La malade d’Alzheimer pillée par son banquier à La Seyne

Elle voulait faire plaisir, Madame B., une dame fortunée et âgée de 88 ans. Cette ancienne commerçante de la Seyne s’est presque trouvée sans un sou sur ses comptes en 2002
Elle a sorti des milliers d’euros au bénéfice « d’amis de trente ans » : Raymond G. (son banquier) et les époux P. (ses voisins et locataires); mais aussi de sa nouvelle amie de six mois, Ginette B. (sa femme de ménage).
L’argent de « mamie gaga »
« Elle avait du cœur », soulignent même les quatre bénéficiaires, qui étaient cités hier devant le tribunal correctionnel de Toulon pour abus frauduleux de faiblesse sur une personne vulnérable, entre août 2000 et décembre 2002. Et pour cause, Mme B. – qualifiée de « mamie gaga » – était, à l’époque de ces généreux dons ou prêts (selon la formulation), atteinte par la maladie d’Alzheimer. Un certificat médical de janvier 2000 fait état de troubles cognitifs et de démence.

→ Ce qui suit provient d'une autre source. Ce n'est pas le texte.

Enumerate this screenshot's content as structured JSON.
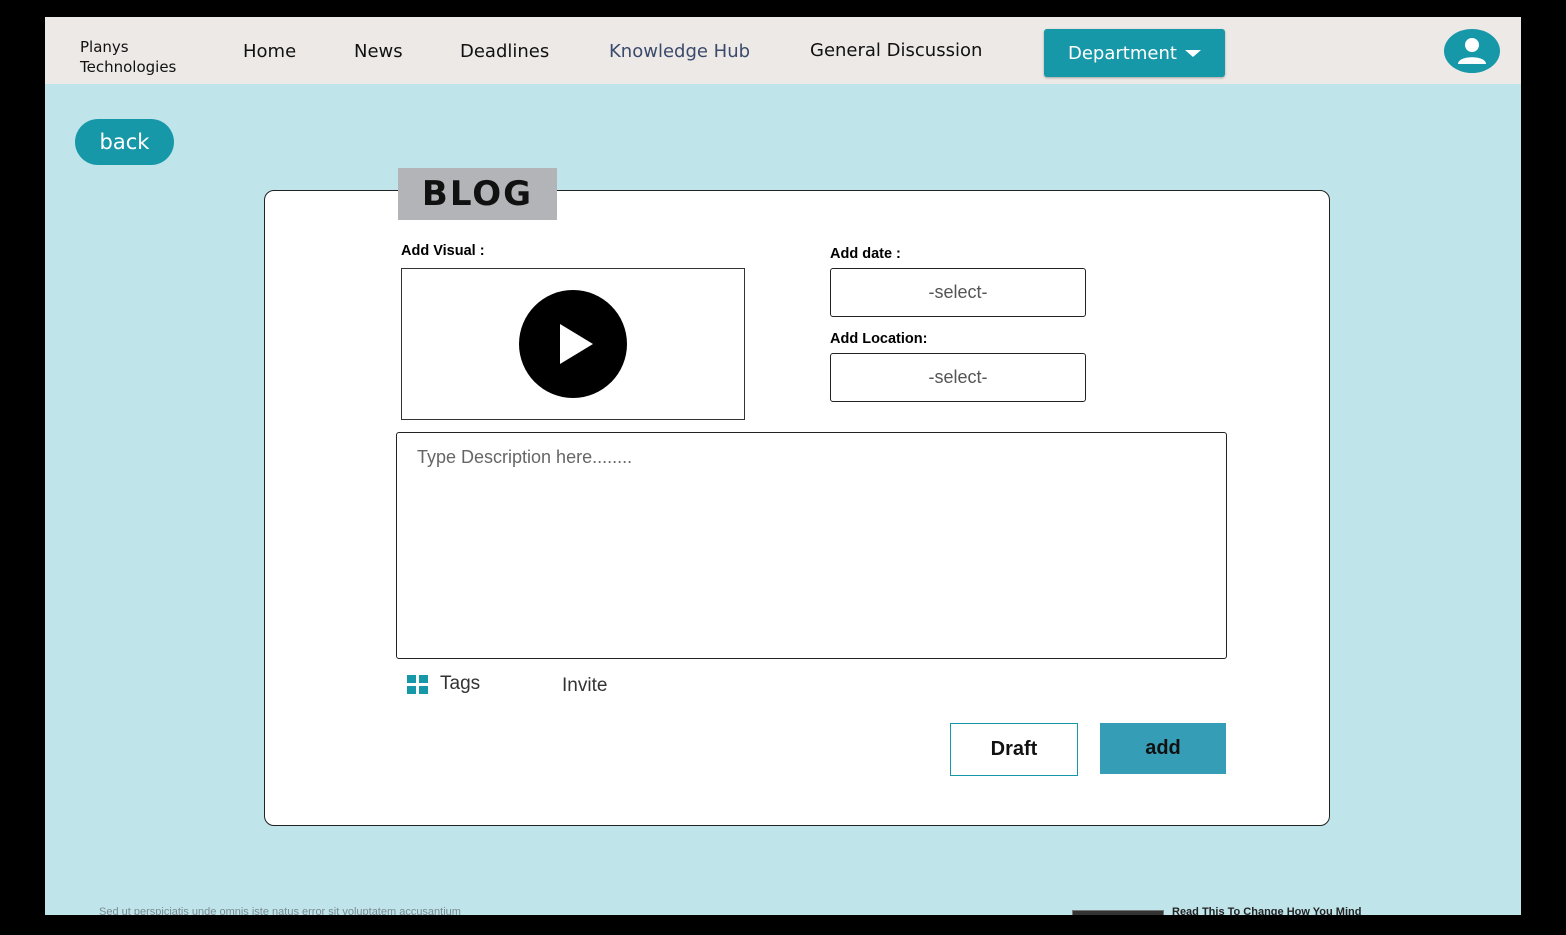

À la barre, les quatre prévenus assurent ne s’être rendu compte de rien. Pour eux, la vieille dame allait bien. Assez bien pour retirer de l’argent liquide qu’elle leur distribuait et émettre des chèques dont un montant va atteindre plus de 38000 e. Le destinataire de la somme n’est autre que son propre banquier. A l’approche de la retraite, Monsieur Raymond avait besoin de cette somme pour des travaux dans sa nouvelle maison.
Pour lui, il s’agissait d’un prêt sans intérêts consenti par Mme B. « Vous ne pouviez pas faire d’emprunt auprès de votre banque? », demande Mme Piazza, la présidente. « Vous lui avez fait vendre des placements financiers qu’elle avait et ce à votre seul bénéfice », relève alors la présidente, expliquant que ce professionnel avait pour habitude de se rendre chez sa cliente pour lui apporter de l’argent à domicile.
Vient alors le tour de la femme de ménage. Ginette B. a été présentée par les voisins à la victime. Les liens sont rapidement fusionnels, puisque l’octogénaire multiplie les dons d’argent : 3000 F pour une veste en cuir, 8800 F pour un repas d’anniversaire, etc.
« Sa voisine portait même ses bijoux »
La présidente lui lit alors les aveux écrits, établis en septembre 2002. Elle avoue avoir pris ce poste à l’initiative des époux P. afin d’observer les faits et gestes de la vieille dame. « Mme P. avait les clefs. Elle venait fouiller chez elle. Elle portait même les bijoux de Mme B », confie-t-elle. Les voisins lui auraient donné des doubles doses de neuroleptiques. « C’est faux », s’offusque alors Mme P. « Tout le monde s’est gavé », admet-elle. Et, pendant que l’argent coulait à flots, le frigo de la victime était quasiment vide.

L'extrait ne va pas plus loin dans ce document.